Продравшись сквозь колючий кустарник на краю пашни, он остановился перед склоном, уходящим в глубину оврага. Там было непроглядно и тихо, как в ущелье. Эх, была не была! Придерживая тяжелый, неудобный мешок, он стал спускаться. Склон забирал все круче. Трава скользила под мокрыми подошвами, заставляя бежать. Чтобы не упасть, он расставил ноги, пробуя катиться на подошвах, как это они делали в Кавголове на снежных горах. У горнолыжников это называется глиссировать. Тоня неплохо умела глиссировать. Будь она дома, он взял бы ее с собой в эту ночную поездку, и они бежали бы сейчас наперегонки по травяному склону, и Тоня что-нибудь кричала бы или пела. Улыбаясь, Игорь побежал быстрее, ощущая встречный ветер и ту удивительную легкость, когда кажется: стоит раскинуть руки, и можно взлететь на воздух. Вдруг нога ощутила пустоту, потом удар; он покатился кувырком, выпустив мешок, оставляя позади грохот рассыпанного инструмента. Он ткнулся лицом в землю, тут же попробовал вскочить и не смог, не понимая почему. Сидя на земле, он ощупал правую ногу и вдруг со страхом и отвращением почувствовал, как нога мягко прогибается где-то посередине между коленом и ступней. Не веря себе и все еще не понимая, он стал поднимать ногу, но ступня, свернутая набок, не отрывалась от земли. И только тут пронзительнейшая боль захлестнула его сознание.
Когда Игорь очнулся, он лежал боком, скрючившись; тело его само нашло наиболее удобное положение. Теперь боль не отпускала его, но стоило ему пошевельнуться, как, еще усиливаясь, она пронизывала его всего. Обезумев от этой невыносимой, дикой боли, Игорь закричал, скребя ногтями землю.
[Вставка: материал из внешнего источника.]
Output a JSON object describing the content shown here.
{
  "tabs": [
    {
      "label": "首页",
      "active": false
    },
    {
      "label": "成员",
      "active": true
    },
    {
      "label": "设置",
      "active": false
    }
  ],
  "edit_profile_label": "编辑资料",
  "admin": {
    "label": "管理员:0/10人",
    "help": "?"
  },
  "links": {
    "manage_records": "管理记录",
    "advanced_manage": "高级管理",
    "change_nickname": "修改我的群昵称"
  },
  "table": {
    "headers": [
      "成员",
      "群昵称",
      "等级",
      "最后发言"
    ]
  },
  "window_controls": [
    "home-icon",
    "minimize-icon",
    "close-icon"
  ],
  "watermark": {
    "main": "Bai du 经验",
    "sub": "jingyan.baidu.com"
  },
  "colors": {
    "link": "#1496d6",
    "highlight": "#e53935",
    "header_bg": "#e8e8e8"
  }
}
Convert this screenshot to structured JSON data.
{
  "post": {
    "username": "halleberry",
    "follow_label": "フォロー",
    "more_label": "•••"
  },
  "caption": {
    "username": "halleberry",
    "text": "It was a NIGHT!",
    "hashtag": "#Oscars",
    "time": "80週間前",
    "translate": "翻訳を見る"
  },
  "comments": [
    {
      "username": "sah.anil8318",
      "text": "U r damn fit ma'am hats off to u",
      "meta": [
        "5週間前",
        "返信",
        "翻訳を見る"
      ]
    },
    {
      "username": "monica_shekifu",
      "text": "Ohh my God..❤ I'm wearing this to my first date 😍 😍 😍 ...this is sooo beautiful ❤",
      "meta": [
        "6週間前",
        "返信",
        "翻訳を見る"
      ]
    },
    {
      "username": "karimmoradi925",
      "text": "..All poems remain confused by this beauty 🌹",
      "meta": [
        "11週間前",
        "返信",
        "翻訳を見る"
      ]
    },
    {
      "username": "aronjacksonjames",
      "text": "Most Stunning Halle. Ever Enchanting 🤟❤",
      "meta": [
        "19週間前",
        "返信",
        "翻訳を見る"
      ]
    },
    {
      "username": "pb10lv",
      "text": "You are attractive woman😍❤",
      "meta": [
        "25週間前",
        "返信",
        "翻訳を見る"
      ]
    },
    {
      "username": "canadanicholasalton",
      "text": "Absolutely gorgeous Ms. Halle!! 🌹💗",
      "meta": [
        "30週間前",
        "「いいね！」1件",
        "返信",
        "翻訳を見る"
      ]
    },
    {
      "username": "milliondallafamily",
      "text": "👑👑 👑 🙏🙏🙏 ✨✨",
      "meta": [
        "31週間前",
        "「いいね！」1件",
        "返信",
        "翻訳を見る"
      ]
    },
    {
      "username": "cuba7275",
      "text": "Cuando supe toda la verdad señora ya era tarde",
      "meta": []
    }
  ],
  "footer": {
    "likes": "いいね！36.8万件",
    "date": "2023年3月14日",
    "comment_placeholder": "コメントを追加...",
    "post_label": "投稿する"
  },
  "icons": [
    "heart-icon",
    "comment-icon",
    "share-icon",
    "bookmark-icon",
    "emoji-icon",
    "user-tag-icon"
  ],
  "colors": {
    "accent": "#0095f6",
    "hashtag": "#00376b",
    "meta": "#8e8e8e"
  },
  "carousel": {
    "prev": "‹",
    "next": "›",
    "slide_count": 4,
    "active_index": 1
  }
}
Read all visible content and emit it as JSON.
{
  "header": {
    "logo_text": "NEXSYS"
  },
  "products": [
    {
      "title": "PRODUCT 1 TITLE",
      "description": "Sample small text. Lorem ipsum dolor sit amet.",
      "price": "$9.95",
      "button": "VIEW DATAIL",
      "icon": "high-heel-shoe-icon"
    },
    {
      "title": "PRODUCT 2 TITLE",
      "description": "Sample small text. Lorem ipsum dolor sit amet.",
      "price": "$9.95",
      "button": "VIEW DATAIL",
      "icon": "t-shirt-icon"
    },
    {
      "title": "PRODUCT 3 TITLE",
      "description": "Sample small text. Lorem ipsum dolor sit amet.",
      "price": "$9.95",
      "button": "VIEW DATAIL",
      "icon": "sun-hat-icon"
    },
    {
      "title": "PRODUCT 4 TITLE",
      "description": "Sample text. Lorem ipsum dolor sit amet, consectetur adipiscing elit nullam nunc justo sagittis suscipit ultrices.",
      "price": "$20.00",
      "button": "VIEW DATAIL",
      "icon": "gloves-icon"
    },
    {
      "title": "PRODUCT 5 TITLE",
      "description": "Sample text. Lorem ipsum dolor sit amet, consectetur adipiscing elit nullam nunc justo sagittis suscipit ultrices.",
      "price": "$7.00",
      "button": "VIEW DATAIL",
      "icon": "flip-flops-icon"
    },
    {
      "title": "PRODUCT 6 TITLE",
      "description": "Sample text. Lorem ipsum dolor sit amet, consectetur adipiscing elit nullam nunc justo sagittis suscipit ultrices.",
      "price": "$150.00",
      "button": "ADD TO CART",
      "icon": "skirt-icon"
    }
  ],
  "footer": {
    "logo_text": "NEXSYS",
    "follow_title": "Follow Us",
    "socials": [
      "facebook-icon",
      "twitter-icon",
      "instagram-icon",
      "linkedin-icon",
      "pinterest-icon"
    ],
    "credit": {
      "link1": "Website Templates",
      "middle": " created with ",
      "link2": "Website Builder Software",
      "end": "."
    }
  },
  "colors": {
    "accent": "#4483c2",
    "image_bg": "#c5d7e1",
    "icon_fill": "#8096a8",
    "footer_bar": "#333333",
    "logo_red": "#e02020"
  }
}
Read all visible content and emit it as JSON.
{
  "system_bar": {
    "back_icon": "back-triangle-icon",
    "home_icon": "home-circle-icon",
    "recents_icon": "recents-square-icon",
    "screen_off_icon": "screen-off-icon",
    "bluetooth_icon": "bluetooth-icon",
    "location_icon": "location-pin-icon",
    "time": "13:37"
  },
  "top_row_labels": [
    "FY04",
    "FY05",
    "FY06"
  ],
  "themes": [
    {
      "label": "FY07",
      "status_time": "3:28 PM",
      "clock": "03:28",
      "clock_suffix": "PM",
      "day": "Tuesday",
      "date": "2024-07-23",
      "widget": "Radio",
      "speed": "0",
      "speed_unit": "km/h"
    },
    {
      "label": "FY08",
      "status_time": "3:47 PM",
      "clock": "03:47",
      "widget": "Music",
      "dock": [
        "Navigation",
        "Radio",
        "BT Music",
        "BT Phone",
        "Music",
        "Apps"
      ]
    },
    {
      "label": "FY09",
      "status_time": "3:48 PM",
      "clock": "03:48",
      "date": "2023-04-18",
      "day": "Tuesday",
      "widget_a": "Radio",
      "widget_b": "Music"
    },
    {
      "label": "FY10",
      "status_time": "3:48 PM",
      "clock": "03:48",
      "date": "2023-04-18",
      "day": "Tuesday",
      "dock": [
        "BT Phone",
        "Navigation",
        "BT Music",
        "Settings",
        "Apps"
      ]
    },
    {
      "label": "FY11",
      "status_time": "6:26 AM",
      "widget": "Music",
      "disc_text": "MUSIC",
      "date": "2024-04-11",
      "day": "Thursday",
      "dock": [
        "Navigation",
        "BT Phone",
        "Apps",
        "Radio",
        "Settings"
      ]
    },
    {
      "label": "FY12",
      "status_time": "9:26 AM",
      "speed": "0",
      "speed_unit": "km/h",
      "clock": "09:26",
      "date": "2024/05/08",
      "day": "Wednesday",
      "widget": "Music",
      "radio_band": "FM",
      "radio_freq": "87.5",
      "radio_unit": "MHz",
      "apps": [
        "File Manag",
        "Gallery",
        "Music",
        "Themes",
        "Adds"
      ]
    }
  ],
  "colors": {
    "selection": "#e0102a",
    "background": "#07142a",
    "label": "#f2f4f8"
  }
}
Нигде ни отзвука, даже эха не слышно. Осторожно, стараясь не шевелить сломанной ногой, он огляделся, пошарив вокруг себя руками, нащупал большой, с острым выступом камень, похожий на наковальню. Поискал коробку спичек. Ему захотелось осмотреть ногу. Натыкаясь на жгучую крапиву, он водил по земле руками, но вместо спичек попадались оброненные прокладки, болты, и он машинально подбирал их. Охая и отчаянно ругаясь, отыскал большой разводной ключ, снял с себя ремень и попробовал привязать ключ к ноге. При первой же попытке боль свалила его на землю. Он стиснул кулаки, чтобы унять дрожь в руках. Некоторое время он лежал, собираясь с силами, затем принялся выправлять ступню, приказав себе не обращать внимания на боль. Ему казалось, что он слышит, как острые края поломанной кости трутся о мышцы, друг о друга, и этот скрежет приводил его в ужас. Он понимал, что, если сейчас не привяжет ключ к ноге, у него не хватит сил начать сызнова. Пот заливал его глаза. Он не представлял себе, какой нестерпимой, поглощающей все силы может быть боль.